Suite à la réforme du droit des biens: la législation sur les troubles de voisinages modifiée

Le législateur donne plusieurs critères pour apprécier le caractère excessif d’un trouble.  C’est sur base de ceux-ci que le juge tranche.
Le législateur donne plusieurs critères pour apprécier le caractère excessif d’un trouble. C’est sur base de ceux-ci que le juge tranche. - backup_studio - stock.adobe.com

L a théorie des troubles de voisinage, anciennement reprise à l’article 544 du Code Civil, était un produit de la jurisprudence. Cet article disposait que la propriété était le droit de jouir et disposer des choses de la manière la plus absolue, pourvu qu’on n’en fasse pas un usage prohibé par les lois ou par les règlements. Ce principe était complété par la jurisprudence de la théorie des troubles du voisinage, laquelle précise que le propriétaire d’un immeuble qui, sans commettre un fait fautif, rompt l’équilibre établi entre les propriétés voisines et impose au propriétaire voisin un trouble excédant la mesure des inconvénients ordinaires du voisinage, lui doit une juste et adéquate compensation rétablissant l’équilibre rompu.

Nouveau Code Civil

Depuis le 1er septembre cette création de la jurisprudence est finalement codifiée. Si dans le passé les cours et tribunaux étaient obligés de se baser sur la jurisprudence pour juger chaque cas, ils ont maintenant reçu un cadre législatif qui a fondé les principes.

C’est plus précisément l’article 3.101 du nouveau Code Civil qui règle maintenant les droits d’un propriétaire vis-à-vis à son voisin.
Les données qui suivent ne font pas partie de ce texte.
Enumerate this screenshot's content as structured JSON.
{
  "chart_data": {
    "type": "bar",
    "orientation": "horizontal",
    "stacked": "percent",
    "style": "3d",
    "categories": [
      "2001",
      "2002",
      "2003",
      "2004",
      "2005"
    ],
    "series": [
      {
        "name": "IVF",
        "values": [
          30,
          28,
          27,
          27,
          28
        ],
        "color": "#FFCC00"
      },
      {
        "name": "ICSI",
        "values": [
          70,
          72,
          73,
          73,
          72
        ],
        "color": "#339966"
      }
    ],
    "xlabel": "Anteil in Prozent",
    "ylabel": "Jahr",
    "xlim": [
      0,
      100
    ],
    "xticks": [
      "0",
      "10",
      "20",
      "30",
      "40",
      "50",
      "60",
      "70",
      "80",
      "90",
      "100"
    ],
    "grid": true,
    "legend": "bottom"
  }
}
Dans son premier paragraphe l’article 3.101 dispose que les propriétaires voisins ont chacun droit à l’usage et à la jouissance de leur bien immeuble. Dans l’exercice de l’usage et de la jouissance, chacun d’eux respecte l’équilibre établi en ne causant pas à son voisin un trouble qui excède la mesure des inconvénients normaux du voisinage et qui lui est imputable.

En bref, chacun peut jouir de sa propriété mais il est limité car il ne peut pas causer un trouble qui excède la mesure des inconvénients normaux du voisinage. Celui qui rompt l’équilibre précité est tenu de le rétablir.

Quand est-ce excessif ?

La question de ce qui est excessif se pose. Le législateur a donné plusieurs critères pour apprécier le caractère excessif du trouble. Selon l’article 3.101 § 1 deuxième partie, il est tenu compte de toutes les circonstances de l’espèce, tels le moment, la fréquence et l’intensité du trouble, la préoccupation ou la destination publique du bien immeuble d’où le trouble causé provient.
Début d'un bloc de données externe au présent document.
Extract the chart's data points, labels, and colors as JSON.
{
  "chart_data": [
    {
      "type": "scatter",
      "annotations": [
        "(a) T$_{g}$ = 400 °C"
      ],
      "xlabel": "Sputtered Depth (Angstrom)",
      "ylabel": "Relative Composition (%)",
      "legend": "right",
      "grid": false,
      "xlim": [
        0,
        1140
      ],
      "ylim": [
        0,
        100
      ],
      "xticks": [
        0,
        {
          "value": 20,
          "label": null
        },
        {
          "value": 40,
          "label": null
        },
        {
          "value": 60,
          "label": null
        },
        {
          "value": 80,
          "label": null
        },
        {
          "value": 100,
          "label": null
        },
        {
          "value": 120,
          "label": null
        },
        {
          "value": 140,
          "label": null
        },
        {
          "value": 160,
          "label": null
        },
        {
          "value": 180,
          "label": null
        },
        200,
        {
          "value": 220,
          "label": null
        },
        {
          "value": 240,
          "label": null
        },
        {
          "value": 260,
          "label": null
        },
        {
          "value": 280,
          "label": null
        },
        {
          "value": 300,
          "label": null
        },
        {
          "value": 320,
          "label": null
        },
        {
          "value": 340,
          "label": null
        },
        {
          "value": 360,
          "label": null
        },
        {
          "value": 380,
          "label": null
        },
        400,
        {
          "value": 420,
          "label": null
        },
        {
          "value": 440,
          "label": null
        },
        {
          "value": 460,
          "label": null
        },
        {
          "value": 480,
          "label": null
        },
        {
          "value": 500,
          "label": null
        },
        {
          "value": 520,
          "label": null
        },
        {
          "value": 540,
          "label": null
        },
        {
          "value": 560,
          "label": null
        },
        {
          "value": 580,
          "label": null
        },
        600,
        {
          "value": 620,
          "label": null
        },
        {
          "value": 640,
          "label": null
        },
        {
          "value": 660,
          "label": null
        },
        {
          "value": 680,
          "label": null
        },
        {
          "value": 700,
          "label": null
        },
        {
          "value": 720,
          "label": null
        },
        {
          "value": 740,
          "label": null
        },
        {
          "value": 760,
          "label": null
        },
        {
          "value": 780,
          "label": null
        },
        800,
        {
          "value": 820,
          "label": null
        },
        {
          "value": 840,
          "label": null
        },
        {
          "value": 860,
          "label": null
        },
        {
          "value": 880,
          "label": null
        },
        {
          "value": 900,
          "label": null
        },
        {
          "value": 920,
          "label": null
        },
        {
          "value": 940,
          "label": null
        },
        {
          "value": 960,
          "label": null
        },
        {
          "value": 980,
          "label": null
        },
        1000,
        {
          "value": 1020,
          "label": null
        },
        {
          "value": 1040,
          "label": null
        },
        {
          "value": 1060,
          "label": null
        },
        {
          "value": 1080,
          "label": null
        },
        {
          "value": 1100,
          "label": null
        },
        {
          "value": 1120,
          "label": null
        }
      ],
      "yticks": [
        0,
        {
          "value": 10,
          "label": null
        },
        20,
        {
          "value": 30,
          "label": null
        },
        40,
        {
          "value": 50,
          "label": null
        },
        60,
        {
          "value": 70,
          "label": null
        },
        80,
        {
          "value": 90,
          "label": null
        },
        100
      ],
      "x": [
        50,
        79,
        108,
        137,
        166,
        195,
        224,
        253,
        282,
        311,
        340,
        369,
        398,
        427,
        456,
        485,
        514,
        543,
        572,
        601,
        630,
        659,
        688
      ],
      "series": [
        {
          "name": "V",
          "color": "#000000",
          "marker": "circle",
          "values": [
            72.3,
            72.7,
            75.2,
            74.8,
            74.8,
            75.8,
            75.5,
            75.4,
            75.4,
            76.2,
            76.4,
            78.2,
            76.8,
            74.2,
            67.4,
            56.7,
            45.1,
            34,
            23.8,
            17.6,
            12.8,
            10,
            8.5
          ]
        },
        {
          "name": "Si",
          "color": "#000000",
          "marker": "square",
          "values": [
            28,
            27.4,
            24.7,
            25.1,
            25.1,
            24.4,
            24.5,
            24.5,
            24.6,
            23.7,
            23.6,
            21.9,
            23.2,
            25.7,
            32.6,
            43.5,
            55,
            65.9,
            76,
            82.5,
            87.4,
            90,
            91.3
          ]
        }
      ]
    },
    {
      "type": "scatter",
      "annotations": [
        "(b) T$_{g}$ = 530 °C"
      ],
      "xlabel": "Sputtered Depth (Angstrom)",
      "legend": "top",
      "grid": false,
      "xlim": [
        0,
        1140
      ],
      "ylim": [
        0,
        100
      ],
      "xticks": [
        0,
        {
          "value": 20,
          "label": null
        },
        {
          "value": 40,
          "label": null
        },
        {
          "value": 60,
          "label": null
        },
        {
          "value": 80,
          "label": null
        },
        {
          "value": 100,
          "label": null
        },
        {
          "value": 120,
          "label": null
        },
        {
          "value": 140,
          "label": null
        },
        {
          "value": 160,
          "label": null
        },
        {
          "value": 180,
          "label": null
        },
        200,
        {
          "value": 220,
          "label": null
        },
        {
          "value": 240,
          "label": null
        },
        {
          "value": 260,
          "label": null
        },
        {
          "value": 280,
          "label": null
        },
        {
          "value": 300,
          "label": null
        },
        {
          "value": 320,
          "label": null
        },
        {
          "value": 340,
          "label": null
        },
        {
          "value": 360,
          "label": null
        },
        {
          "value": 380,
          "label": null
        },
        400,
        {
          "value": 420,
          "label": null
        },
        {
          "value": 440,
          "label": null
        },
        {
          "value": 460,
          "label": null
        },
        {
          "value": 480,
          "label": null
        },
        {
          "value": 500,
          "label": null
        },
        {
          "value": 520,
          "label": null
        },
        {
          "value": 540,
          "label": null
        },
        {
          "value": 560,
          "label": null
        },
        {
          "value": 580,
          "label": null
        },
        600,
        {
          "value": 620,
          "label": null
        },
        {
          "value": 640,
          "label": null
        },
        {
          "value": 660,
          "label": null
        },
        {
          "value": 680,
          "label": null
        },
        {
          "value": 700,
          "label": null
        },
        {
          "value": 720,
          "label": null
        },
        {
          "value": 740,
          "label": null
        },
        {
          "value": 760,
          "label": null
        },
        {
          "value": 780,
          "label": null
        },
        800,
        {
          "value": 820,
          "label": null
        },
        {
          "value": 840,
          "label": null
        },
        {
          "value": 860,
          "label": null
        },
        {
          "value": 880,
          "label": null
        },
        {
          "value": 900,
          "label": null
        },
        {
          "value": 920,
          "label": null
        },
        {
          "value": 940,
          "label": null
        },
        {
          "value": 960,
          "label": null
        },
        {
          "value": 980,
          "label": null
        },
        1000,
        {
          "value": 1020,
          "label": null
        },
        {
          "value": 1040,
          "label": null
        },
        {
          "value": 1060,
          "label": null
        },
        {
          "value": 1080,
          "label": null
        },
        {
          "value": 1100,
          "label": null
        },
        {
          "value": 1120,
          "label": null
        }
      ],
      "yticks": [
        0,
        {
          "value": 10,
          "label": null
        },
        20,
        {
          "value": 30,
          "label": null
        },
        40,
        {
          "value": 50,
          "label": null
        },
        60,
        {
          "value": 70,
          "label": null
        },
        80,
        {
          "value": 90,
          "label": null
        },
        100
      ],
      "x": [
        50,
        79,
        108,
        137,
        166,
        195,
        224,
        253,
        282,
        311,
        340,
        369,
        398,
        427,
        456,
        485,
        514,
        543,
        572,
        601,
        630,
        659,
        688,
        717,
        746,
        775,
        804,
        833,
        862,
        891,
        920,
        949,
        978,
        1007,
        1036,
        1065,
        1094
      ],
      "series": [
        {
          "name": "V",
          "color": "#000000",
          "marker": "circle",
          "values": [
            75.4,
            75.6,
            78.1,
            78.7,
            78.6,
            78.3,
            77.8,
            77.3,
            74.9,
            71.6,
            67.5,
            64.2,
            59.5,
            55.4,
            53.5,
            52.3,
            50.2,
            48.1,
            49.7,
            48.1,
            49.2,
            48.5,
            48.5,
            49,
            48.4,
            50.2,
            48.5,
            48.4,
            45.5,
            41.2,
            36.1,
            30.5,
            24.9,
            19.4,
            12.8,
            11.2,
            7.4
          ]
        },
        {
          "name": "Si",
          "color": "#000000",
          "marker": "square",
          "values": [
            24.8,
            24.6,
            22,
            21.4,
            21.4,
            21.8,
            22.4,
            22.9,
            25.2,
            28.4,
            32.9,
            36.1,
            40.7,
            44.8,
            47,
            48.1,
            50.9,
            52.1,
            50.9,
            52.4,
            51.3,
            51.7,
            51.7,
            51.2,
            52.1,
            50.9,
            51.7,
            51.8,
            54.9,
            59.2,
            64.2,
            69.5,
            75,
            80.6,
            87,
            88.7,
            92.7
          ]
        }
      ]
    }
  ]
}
Ces critères sont les principes jurisprudentiels et doctrinaux connus puisqu’ils étaient déjà utilisés dans le passé. Finalement, ça sera le juge qui tranchera sur base de ces critères si, dans les faits, il y a un trouble qui excède la mesure des inconvénients normaux du voisinage

La compensation

Si le juge estime qu’il y a un tel trouble de voisinage, il ordonne des mesures qui sont adéquates pour rétablir l’équilibre. Selon le second paragraphe de l’article 3.101, le juge a le choix entre une indemnité pécuniaire pour compenser le trouble excessif, ou une indemnité pour les coûts liés aux mesures compensatoires prises quant à l’immeuble troublé pour ramener le trouble à un niveau normal. Le juge peut aussi interdire le trouble. Mais une interdiction du trouble est seulement possible, pour autant que cela ne crée pas un nouveau déséquilibre et que l’usage et la jouissance normaux de l’immeuble ne soient pas ainsi exclus.

La loi ne prévoit donc pas une indemnisation totale mais des mesures pour ramener le trouble un niveau normal, ce qui est normal car chaque voisin est obligé d’accepter des inconvénients normaux du voisinage.

Nouveauté : l’action préventive

Une nouveauté dans la législation est l’action préventive inscrite dans l’article 3.102 du nouveau code civil. Cet article dispose que si un bien immeuble occasionne des risques graves et manifestes en matière de sécurité, de santé ou de pollution à l’égard d’un bien immeuble voisin, rompant ainsi l’équilibre entre les biens immeubles, le propriétaire ou l’occupant de ce bien immeuble voisin peut demander en justice que des mesures préventives soient prises afin d’empêcher que le risque se réalise.

Un propriétaire ou un locataire d’un terrain peut donc maintenant demander l’intervention du juge avant que la nuisance se produise. Cette nouvelle action peut être utilisée en référé et dans une procédure au fond.